Thank's doc that helped much.:asian:


----------



## camilyon (Mar 12, 2005)

I understand that the SL-4 relation to Taijiquan "debate" has been beaten with a stick but I just need to understand a few things. Does SL-4 curriculum teach any qigong/standing meditation etc? Are there health benefits like those of Chinese internal arts (does it stretch/strengthen internal ligaments, tendons, small muscles and organs)? And as of your understanding, what is the difference between SL-4 and Bujinkan's unarmed art? Thank you.:asian:


----------



## Doc (Mar 12, 2005)

camilyon said:
			
		

> I understand that the SL-4 relation to Taijiquan "debate" has been beaten with a stick but I just need to understand a few things. Does SL-4 curriculum teach any qigong/standing meditation etc?

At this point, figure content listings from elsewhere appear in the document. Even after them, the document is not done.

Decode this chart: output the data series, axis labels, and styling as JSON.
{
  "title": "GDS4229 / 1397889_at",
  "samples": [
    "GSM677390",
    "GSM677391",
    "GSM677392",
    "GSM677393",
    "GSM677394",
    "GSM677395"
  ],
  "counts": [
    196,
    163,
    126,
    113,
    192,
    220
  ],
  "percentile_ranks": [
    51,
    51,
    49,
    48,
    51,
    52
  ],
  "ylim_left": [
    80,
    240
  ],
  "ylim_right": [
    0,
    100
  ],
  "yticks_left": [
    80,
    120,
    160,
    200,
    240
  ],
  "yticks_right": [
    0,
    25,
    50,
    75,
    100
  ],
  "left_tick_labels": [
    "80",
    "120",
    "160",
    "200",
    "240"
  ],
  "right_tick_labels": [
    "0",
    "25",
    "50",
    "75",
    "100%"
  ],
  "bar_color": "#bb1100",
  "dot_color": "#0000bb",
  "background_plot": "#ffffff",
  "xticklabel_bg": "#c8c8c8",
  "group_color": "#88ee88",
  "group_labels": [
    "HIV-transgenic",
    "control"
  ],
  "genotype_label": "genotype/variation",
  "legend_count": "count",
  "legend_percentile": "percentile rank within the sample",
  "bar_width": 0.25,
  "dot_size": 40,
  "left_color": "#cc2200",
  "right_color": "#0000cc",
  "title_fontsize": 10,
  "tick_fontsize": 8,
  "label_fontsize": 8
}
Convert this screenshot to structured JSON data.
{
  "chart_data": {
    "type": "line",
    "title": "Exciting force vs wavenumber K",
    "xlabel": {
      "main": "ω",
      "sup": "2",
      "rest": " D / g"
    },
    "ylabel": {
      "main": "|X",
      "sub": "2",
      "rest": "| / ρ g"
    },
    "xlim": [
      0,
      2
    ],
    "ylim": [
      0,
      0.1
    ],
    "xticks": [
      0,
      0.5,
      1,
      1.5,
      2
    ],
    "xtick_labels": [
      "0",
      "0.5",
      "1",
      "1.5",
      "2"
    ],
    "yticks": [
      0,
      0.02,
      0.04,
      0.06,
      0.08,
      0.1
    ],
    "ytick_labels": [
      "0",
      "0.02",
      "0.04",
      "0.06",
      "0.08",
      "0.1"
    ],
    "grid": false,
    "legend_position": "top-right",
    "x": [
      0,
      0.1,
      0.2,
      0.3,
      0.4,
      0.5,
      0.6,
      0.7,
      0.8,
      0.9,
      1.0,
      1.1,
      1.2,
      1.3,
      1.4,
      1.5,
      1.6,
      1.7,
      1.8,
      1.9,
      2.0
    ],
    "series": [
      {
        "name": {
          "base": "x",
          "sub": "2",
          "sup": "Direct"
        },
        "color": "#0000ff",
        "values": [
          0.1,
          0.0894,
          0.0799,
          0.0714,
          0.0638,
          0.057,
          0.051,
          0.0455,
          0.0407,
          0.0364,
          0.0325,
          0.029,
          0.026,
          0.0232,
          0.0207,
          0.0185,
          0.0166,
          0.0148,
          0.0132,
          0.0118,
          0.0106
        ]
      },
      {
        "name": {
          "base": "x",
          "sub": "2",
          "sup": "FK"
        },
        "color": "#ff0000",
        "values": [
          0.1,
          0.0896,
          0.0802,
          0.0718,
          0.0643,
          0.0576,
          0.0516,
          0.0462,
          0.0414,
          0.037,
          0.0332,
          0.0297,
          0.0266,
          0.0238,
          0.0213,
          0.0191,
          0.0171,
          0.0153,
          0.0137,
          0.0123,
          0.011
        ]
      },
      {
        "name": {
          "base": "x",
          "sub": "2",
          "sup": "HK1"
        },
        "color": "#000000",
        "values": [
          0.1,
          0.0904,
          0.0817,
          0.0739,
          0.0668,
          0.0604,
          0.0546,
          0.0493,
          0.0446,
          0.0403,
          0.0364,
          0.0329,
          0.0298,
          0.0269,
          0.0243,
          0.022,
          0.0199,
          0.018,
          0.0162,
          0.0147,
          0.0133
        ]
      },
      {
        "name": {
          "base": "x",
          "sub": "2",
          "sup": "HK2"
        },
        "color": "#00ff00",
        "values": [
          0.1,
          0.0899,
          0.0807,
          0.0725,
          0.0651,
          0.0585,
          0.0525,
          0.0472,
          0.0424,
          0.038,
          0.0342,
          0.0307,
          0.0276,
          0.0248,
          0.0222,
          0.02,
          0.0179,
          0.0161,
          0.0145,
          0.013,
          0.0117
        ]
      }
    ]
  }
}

Not as you understand it. What we do is a modern interpretation with the emphasis on functional application, sans cultural accoutrements. We utilize SET Training, (Singular Execution) in a manner that produces the same results while focusing on application, as opposed to exercises totally unrelated to physical execution.


> Are there health benefits like those of Chinese internal arts (does it stretch/strengthen internal ligaments, tendons, small muscles and organs)?


The benefits are the same, and allow and old fat man to remain, fast and strong, with internal energy.


> And as of your understanding, what is the difference between SL-4 and Bujinkan's unarmed art? Thank you.:asian:


I have no knowledge of this "art."


----------